Army's athletic director wants football coach Jeff Monken to stay
By SAL INTERDONATO | The Times Herald-Record, Middletown, N.Y. | Published: November 29, 2018
PHILADELPHIA (Tribune News Service) — Jeff Monken's resurrection of Army's program was front and center at Army-Navy media day.
Monken continues to open eyes around college football with the Black Knights' first national ranking heading into the service-academy rivalry in 22 years.
Army, No. 23 in The Associated Press poll, has won 27 games and counting over the last three seasons, landing Monken on several Power Five head coaching candidate lists. Monken was mentioned for the Nebraska opening last year, Kansas earlier this season and now Georgia Tech as of Wednesday afternoon after mentor Paul Johnson's retirement was reported.
As Army's success trends upward, athletic director Boo Corrigan seems willing to do all in his power to keep Monken at West Point.
"It just seems his appreciation for who we are, what we are and what we are doing, developing Army leaders, fits really well for him," Corrigan said at the media briefing. "Now, it's a matter of making sure we are doing everything that we can to accomplish what he needs and what we need for the staff."
News broke after Monken's availability that Johnson was stepping down at Georgia Tech after 11 seasons. Monken said Wednesday that he designed Army's program around "the blueprint that Paul Johnson drew at Navy. He served 11 seasons (1997-2009) as Johnson's assistant at Georgia Southern, Navy and Georgia Tech. Johnson led Navy to five straight bowl games and a 43-19 record from 2003-2007 with Monken as running backs coach.
"What he did there (at Navy), the job he did there to take that program from where it was to what it is now, that's Paul Johnson," said Monken, who helped Georgia Tech to a 19-7 record in Johnson's first two seasons (2008-09). "What he did, I try to model as much as that as we could when I came to Army and we are still modeling it after Paul Johnson and what he did. The toughness, the competitiveness, the support system that needs to surround the program in terms of academics and military training, it's all from him."

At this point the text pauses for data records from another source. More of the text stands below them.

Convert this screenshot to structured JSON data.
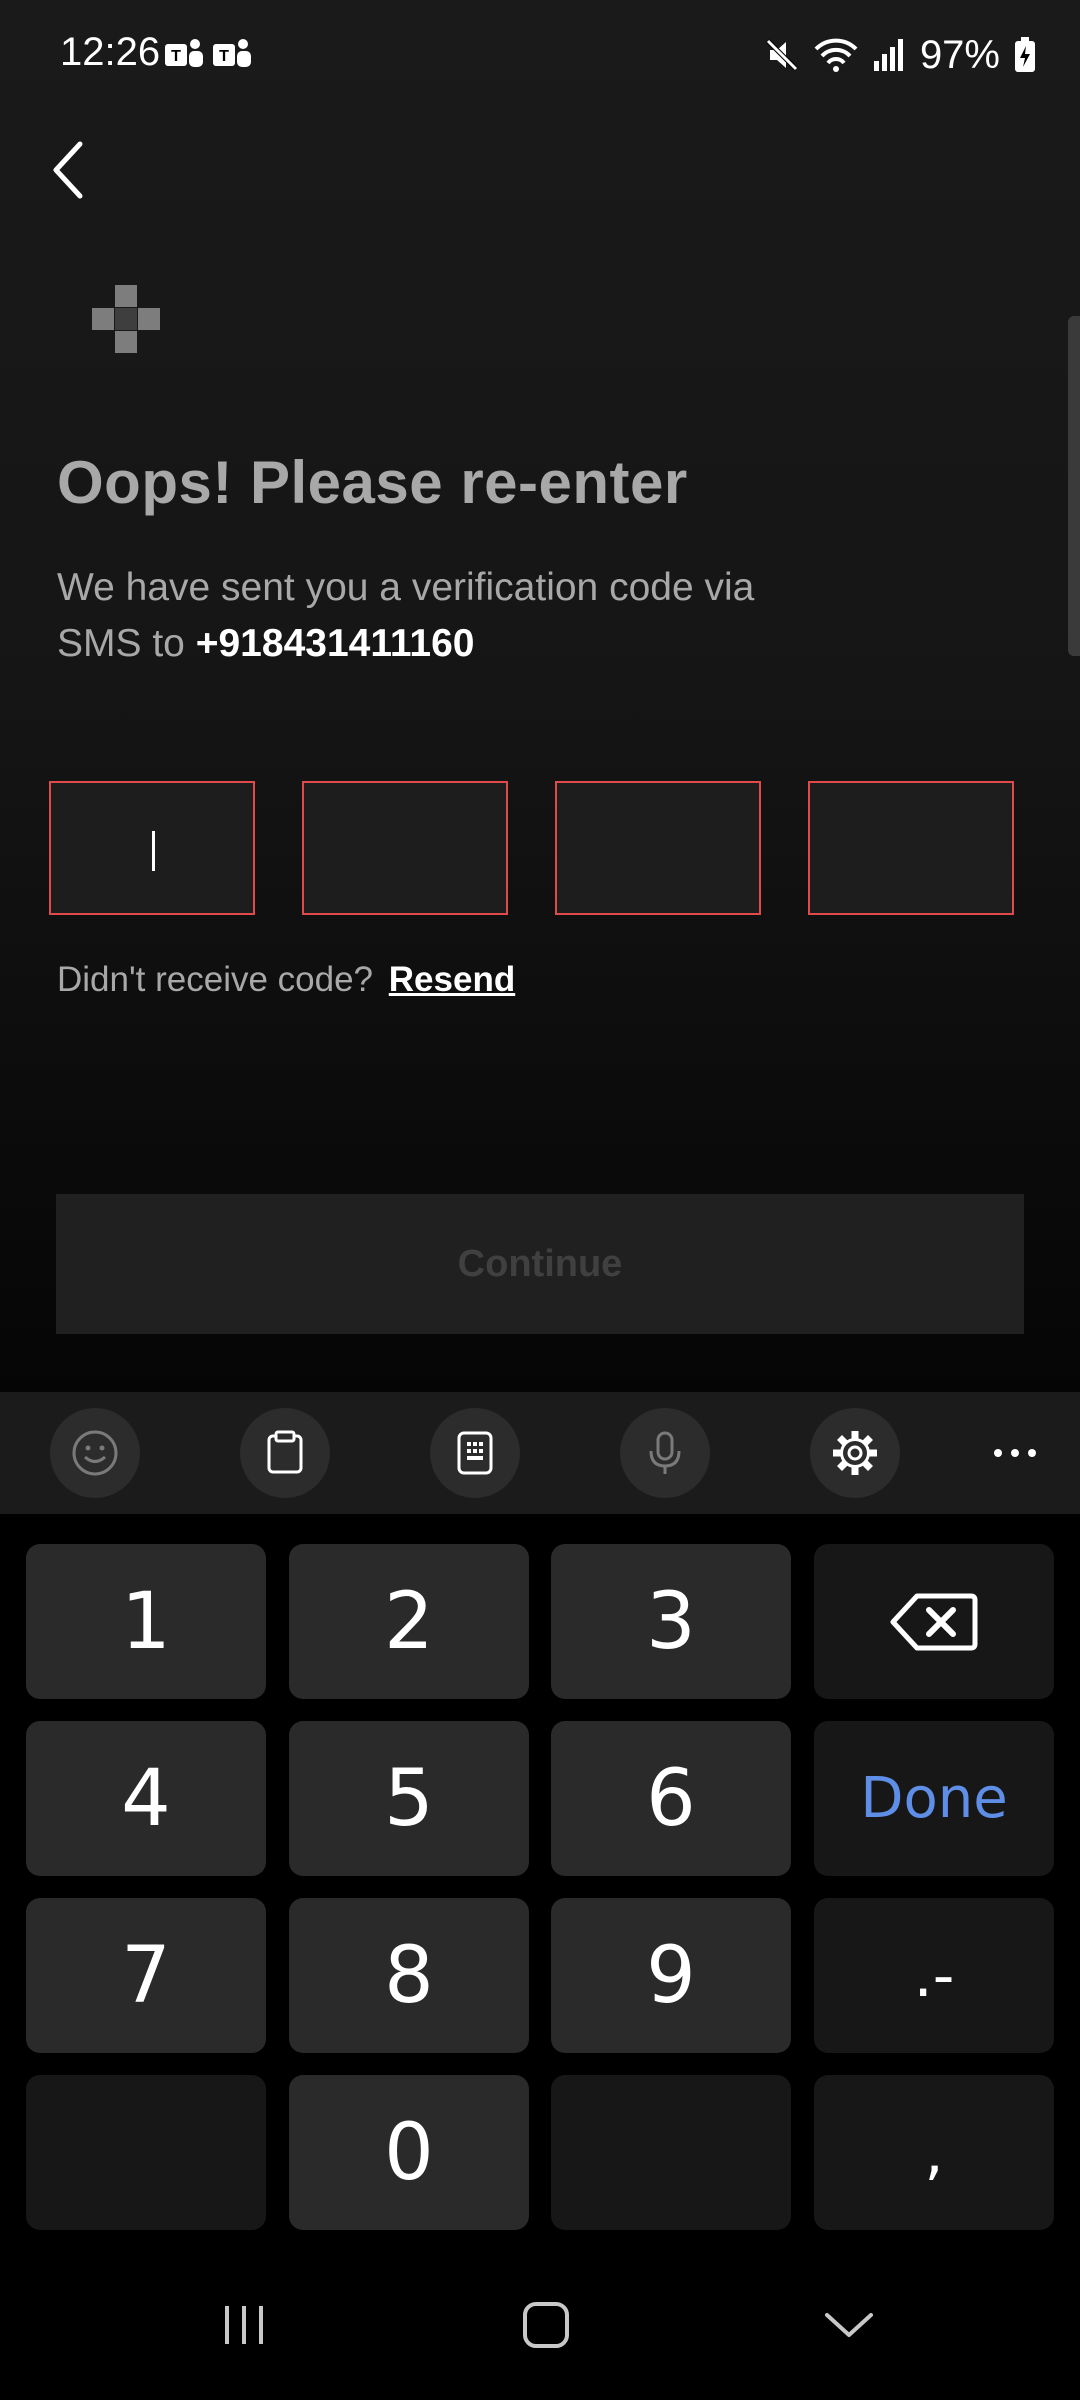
{
  "status_bar": {
    "time": "12:26",
    "battery": "97%",
    "icons": [
      "teams-icon",
      "teams-icon",
      "mute-icon",
      "wifi-icon",
      "signal-icon",
      "battery-charging-icon"
    ]
  },
  "header": {
    "back_icon": "chevron-left-icon"
  },
  "logo_icon": "checker-logo-icon",
  "title": "Oops! Please re-enter",
  "subtitle": {
    "prefix": "We have sent you a verification code via  SMS  to ",
    "phone": "+918431411160"
  },
  "otp": {
    "boxes": [
      "",
      "",
      "",
      ""
    ],
    "error_color": "#e04a4a"
  },
  "resend": {
    "question": "Didn't receive code?",
    "link": "Resend"
  },
  "continue_label": "Continue",
  "keyboard_toolbar": {
    "icons": [
      "emoji-icon",
      "clipboard-icon",
      "keypad-icon",
      "microphone-icon",
      "settings-icon",
      "more-icon"
    ]
  },
  "keyboard": {
    "rows": [
      [
        "1",
        "2",
        "3",
        "⌫"
      ],
      [
        "4",
        "5",
        "6",
        "Done"
      ],
      [
        "7",
        "8",
        "9",
        ".-"
      ],
      [
        "",
        "0",
        "",
        ","
      ]
    ],
    "done_color": "#5e8ee6"
  },
  "nav_bar": {
    "icons": [
      "recents-icon",
      "home-icon",
      "back-nav-icon"
    ]
  }
}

Monken agreed to a six-year contract when he was hired at West Point in December 2014. He received a multi-year extension in Sept. 2017 after ending Army's 14-game losing streak to Navy. Army has not revealed the length of Monken's extension.
The academy granted Monken's request that summer military training be moved up to May and June so players can return to the academy for summer classes and preseason conditioning in his first season. Army has updated its weight room and added a nutrition bar for its athletes during Monken's five-year tenure.
Monken and Corrigan talk on a regular basis about what the program needs to move forward. Corrigan said not taking Monken for granted is an important part of retaining the coach. Monken was recently named a semifinalist for the George Munger Collegiate Coach of the Year award for the second straight season. Army's 27 wins are the most since the academy's three straight national championship years (1944-46) over a three-year stretch.
"If you don't always have an eye on the target, all of sudden the phone call comes and (he says), 'We haven't been talking,' or 'You didn't deliver on this' or 'You didn't do that,'" Monken said. "I've think we worked really hard in developing a good relationship that's built on trust."
When asked if there's anything missing from the program outside of the results on the field, Monken said, "There's all kinds of stuff but that's stuff that we talked about every day. If we were out of things that we needed or wanted, we would be getting stale."
Monken didn't reveal specifics when asked.
"That's inside conversations," Monken said.